NAFLD patients who raised their red blood cell (RBC) docosahexaenoic acid (DHA) level by more than 2%, showed significant improvements in liver metabolism and hepatic insulin sensitivity, reported the multi-centre research team from the Universities of Oxford, Southampton and Surrey.
The increase in RBC DHA content, induced by 15-18 month supplementation of high-dose (4 grams per day (g/d)) long-chain omega-3 fatty acids (FA), improved FA oxidation and insulin sensitivity in the liver. Supplementation also reduced the amount of new fat deposited in the liver – a process called de novo lipogenesis (DNL). Existing liver fat content was also reduced by 26%, although this was not statistically significant.
“The findings from our pilot study indicate that individuals who achieved a change in erythrocyte DHA enrichment greater than or equal to2% show favourable changes in hepatic FA metabolism and insulin sensitivity, which may contribute to decreasing hepatic fat content,” wrote co-author Professor Leanne Hodson of Oxford University.
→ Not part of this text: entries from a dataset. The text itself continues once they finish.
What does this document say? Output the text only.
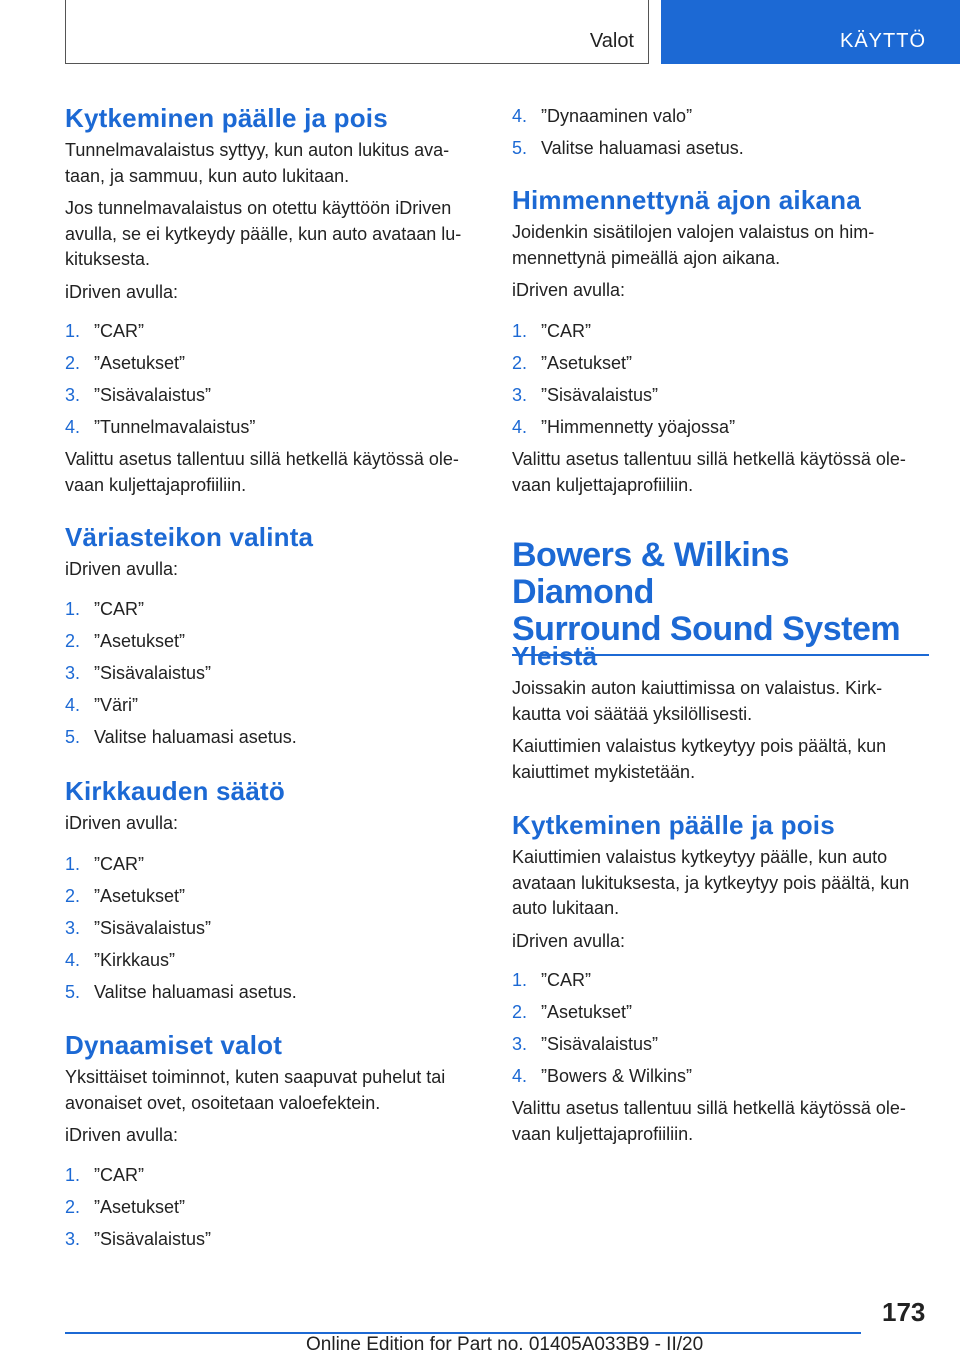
Valot	KÄYTTÖ
Kytkeminen päälle ja pois

Tunnelmavalaistus syttyy, kun auton lukitus ava-
taan, ja sammuu, kun auto lukitaan.

Jos tunnelmavalaistus on otettu käyttöön iDriven
avulla, se ei kytkeydy päälle, kun auto avataan lu-
kituksesta.

iDriven avulla:

1. ”CAR”
2. ”Asetukset”
3. ”Sisävalaistus”
4. ”Tunnelmavalaistus”

Valittu asetus tallentuu sillä hetkellä käytössä ole-
vaan kuljettajaprofiiliin.

Väriasteikon valinta

iDriven avulla:

1. ”CAR”
2. ”Asetukset”
3. ”Sisävalaistus”
4. ”Väri”
5. Valitse haluamasi asetus.
Kirkkauden säätö

iDriven avulla:

1. ”CAR”
2. ”Asetukset”
3. ”Sisävalaistus”
4. ”Kirkkaus”
5. Valitse haluamasi asetus.
Dynaamiset valot

Yksittäiset toiminnot, kuten saapuvat puhelut tai
avonaiset ovet, osoitetaan valoefektein.

iDriven avulla:

1. ”CAR”
2. ”Asetukset”
3. ”Sisävalaistus”
4. ”Dynaaminen valo”
5. Valitse haluamasi asetus.
Himmennettynä ajon aikana

Joidenkin sisätilojen valojen valaistus on him-
mennettynä pimeällä ajon aikana.

iDriven avulla:

1. ”CAR”
2. ”Asetukset”
3. ”Sisävalaistus”
4. ”Himmennetty yöajossa”

Valittu asetus tallentuu sillä hetkellä käytössä ole-
vaan kuljettajaprofiiliin.

Bowers & Wilkins Diamond
Surround Sound System
Yleistä

Joissakin auton kaiuttimissa on valaistus. Kirk-
kautta voi säätää yksilöllisesti.

Kaiuttimien valaistus kytkeytyy pois päältä, kun
kaiuttimet mykistetään.

Kytkeminen päälle ja pois

Kaiuttimien valaistus kytkeytyy päälle, kun auto
avataan lukituksesta, ja kytkeytyy pois päältä, kun
auto lukitaan.

iDriven avulla:

1. ”CAR”
2. ”Asetukset”
3. ”Sisävalaistus”
4. ”Bowers & Wilkins”

Valittu asetus tallentuu sillä hetkellä käytössä ole-
vaan kuljettajaprofiiliin.

173
Online Edition for Part no. 01405A033B9 - II/20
Another important finding was that increasing RBC DHA content by greater than 2% reduced hepatic, but not whole-body (peripheral) insulin sensitivity. Previous researchers had reported mixed results on the effects of short-term omega-3 FA on whole-body insulin sensitivity.
This investigation was a pre-specified sub-study of the Wessex Evaluation of fatty Liver and Cardiovascular markers in NAFLD with OMacor thErapy (WELCOME) trial – a double-blinded randomised controlled trial (RCT).
Sixteen NAFLD patients were randomised to receive either 4 g/d of omega-3 FA (Omacor formulation, containing DHA 1.84 g/d of and EPA 1.56 g/d) or 4 g/d olive oil placebo over 15-18 months.
RBC DHA content was measured at baseline and at the end of the study. Assessment was made of various parameters of NAFLD including hepatic and whole-body insulin sensitivity, existing liver fat, DNL, FA oxidation and triglycerides. Results were compared between patients displaying RBC DHA enrichments of either >2% or <2%.
Unexpectedly, one of the placebo group displayed an RBC DHA increase of over 2%. The researchers suggested this might have been due to possible increased consumption of oily fish during the trial period. However, this raises the question of why trial participants were not given guidelines on avoiding dietary changes that might confound the trial outcome, or least notifying the researchers of any substantial intake of dietary omega-3.
In this study, the prime outcome was to examine the effect of raising RBC DHA on markers of NAFLD. No attempt was made to assess if EPA had an influence on these parameters. Thus, individual beneficial effects on NAFLD of EPA and DHA could not be isolated.
However, a previous meta-analysis covered by NutraIngredients earlier this year concluded that DHA is more effective than EPA; although outcomes in the range of studies included in the meta-analysis placed more emphasis on liver enzyme changes rather than insulin sensitivity and DNL reduction.
The researchers suggested that measuring the effect of a DHA-only oil would be an appropriate subject of further research.
“It would be of interest to study the effect of a DHA treatment only on hepatic metabolism and insulin sensitivity,” they concluded.
Source: European Journal of Clinical Nutrition
Volume 71, issue 8, pp 973-979. DOI: 10.1038/ejcn.2017.9
“Docosahexaenoic acid enrichment in NAFLD is associated with improvements in hepatic metabolism and hepatic insulin sensitivity: a pilot study”
Authors: L. Hodson, L. Bhatia et al.